Accounts reveal compensation following out-of-court settlement over dismissals
Swinton Group paid its former directors £1.2m in compensation for dismissal, according to accounts released last week.
The pay-off is a signal that Swinton has finally drawn a line under the events that ended with the directors being sacked last year.
Swinton’s parent MMA Holdings UK decided to clear out several senior Swinton executives, including chief executive Peter Halpin, in a row over share incentive awards.
The two parties eventually settled out of court for an undisclosed sum. According to the accounts, Swinton Group paid the directors £1.2m compensation for loss of office, although it does not specify exactly which directors were paid.
The total £2.79m pay-out comprised the £1.2m compensation, £1.26m remuneration, and a series of smaller payments including contributions to pensions.
The accounts also reveal that Swinton Group turnover increased 18% to £277m and after-tax profit was up 33% to £36.1m for 2011.
The figures are broadly similar to those given by chief executive Christophe Bardet in an Insurance Times interview in July. Swinton declined to comment.

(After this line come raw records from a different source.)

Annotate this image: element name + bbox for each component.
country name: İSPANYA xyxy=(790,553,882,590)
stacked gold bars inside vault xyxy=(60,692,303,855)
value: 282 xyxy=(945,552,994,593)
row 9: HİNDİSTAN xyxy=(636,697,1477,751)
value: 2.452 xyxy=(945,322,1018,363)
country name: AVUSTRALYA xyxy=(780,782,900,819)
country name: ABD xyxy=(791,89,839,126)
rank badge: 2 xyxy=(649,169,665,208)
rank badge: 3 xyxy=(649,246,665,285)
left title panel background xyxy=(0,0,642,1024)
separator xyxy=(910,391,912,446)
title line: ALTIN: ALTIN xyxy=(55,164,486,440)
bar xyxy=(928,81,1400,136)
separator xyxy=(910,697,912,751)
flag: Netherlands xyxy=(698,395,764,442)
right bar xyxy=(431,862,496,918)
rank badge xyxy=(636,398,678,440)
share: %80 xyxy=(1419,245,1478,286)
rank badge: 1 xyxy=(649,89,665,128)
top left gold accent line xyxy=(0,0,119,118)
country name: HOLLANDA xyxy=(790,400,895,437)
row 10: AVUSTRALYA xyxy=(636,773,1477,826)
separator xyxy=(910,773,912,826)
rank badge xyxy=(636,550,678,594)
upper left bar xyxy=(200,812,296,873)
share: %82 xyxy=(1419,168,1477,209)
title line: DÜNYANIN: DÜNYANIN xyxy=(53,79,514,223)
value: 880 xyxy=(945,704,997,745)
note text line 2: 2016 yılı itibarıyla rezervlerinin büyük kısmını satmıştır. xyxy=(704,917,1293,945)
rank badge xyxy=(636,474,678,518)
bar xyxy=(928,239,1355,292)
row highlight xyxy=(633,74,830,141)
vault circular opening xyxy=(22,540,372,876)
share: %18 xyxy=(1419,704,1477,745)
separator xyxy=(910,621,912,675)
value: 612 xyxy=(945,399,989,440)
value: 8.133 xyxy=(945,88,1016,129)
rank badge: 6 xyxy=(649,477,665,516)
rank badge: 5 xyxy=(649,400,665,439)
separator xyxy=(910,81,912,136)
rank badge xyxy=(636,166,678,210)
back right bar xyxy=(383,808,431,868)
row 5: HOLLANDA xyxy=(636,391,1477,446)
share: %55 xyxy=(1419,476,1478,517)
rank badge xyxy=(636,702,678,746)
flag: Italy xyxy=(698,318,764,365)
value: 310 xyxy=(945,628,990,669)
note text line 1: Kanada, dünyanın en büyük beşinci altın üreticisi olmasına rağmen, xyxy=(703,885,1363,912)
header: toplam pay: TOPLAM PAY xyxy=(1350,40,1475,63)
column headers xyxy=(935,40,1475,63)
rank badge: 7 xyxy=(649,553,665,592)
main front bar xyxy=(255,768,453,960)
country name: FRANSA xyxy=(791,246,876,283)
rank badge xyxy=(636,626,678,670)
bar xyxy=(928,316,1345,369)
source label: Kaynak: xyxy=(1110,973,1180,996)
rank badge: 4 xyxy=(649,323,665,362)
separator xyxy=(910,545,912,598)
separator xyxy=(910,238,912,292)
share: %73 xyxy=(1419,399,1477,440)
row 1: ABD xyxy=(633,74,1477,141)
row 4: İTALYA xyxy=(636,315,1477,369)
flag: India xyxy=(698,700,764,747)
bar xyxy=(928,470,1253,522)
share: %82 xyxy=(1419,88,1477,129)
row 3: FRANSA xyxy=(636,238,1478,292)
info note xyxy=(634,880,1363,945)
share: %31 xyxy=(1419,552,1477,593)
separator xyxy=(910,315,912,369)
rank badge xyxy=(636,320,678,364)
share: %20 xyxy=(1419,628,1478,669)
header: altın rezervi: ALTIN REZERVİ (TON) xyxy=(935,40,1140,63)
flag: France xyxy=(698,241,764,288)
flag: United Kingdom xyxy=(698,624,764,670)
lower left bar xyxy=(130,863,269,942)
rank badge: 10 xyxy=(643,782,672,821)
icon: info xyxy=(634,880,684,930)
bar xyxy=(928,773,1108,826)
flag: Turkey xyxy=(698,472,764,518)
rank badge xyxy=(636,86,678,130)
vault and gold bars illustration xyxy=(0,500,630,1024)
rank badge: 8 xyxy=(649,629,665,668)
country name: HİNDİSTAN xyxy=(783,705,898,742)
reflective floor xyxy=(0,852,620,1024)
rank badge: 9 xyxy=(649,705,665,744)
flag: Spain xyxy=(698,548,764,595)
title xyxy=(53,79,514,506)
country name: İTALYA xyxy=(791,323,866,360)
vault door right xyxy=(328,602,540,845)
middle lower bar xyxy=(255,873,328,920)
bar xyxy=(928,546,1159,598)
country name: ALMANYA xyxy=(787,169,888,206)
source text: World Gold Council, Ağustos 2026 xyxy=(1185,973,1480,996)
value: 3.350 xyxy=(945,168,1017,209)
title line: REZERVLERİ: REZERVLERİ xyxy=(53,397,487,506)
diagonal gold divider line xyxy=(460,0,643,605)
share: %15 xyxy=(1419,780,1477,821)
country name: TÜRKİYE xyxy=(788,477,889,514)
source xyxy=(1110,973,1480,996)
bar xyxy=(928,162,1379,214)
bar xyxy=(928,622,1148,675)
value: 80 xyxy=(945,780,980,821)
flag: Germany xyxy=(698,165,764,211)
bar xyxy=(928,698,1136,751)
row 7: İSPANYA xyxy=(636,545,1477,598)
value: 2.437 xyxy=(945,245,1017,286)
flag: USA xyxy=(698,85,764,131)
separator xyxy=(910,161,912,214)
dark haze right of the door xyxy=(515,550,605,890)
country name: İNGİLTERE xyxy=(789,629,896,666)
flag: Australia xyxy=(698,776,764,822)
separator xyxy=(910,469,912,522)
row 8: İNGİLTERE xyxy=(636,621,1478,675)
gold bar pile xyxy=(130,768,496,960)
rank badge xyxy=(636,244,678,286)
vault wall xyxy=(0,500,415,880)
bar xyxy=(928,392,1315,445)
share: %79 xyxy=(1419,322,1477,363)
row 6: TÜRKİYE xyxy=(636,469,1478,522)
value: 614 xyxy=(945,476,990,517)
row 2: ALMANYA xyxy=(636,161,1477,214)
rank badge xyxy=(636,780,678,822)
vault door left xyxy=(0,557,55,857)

The insurer’s strong results have enabled it to continue on the acquisition trail. Last month it bought Burnley-based Greys Insurance.
Greys is a predominantly commercial broker with gross written premium approaching £1m across both personal and commercial business. Greys’ customers will be merged into Swinton’s Burnley office.
Meanwhile, Swinton’s sister companies Provident and MMA have merged to form Covéa Insurance, part of French-based mutual Covéa, making its first move into the UK market.
Covéa Insurance chief executive James Reader said: “As a combined entity, we will provide a broad range of general insurance products to more than one million customers in the UK, generating revenue of more than £420m and employing over 800 staff across eight locations.
“We’ve been working very hard this year to bring together Provident and MMA to create a new force in the UK insurance market.”
Talking points …
- Former chief executive Peter Halpin (pictured) produced solid results for Swinton. How will successor Christophe Bardet repeat that performance?
- Now that Provident and MMA have formed Covéa Insurance, how will that benefit Swinton? Bardet and Reader will need a close relationship.
- What are Covéa’s plan for the UK market? While it pulled out of a planned aggregator earlier this year, Covéa’s French parent clearly has the firepower to invest in the UK.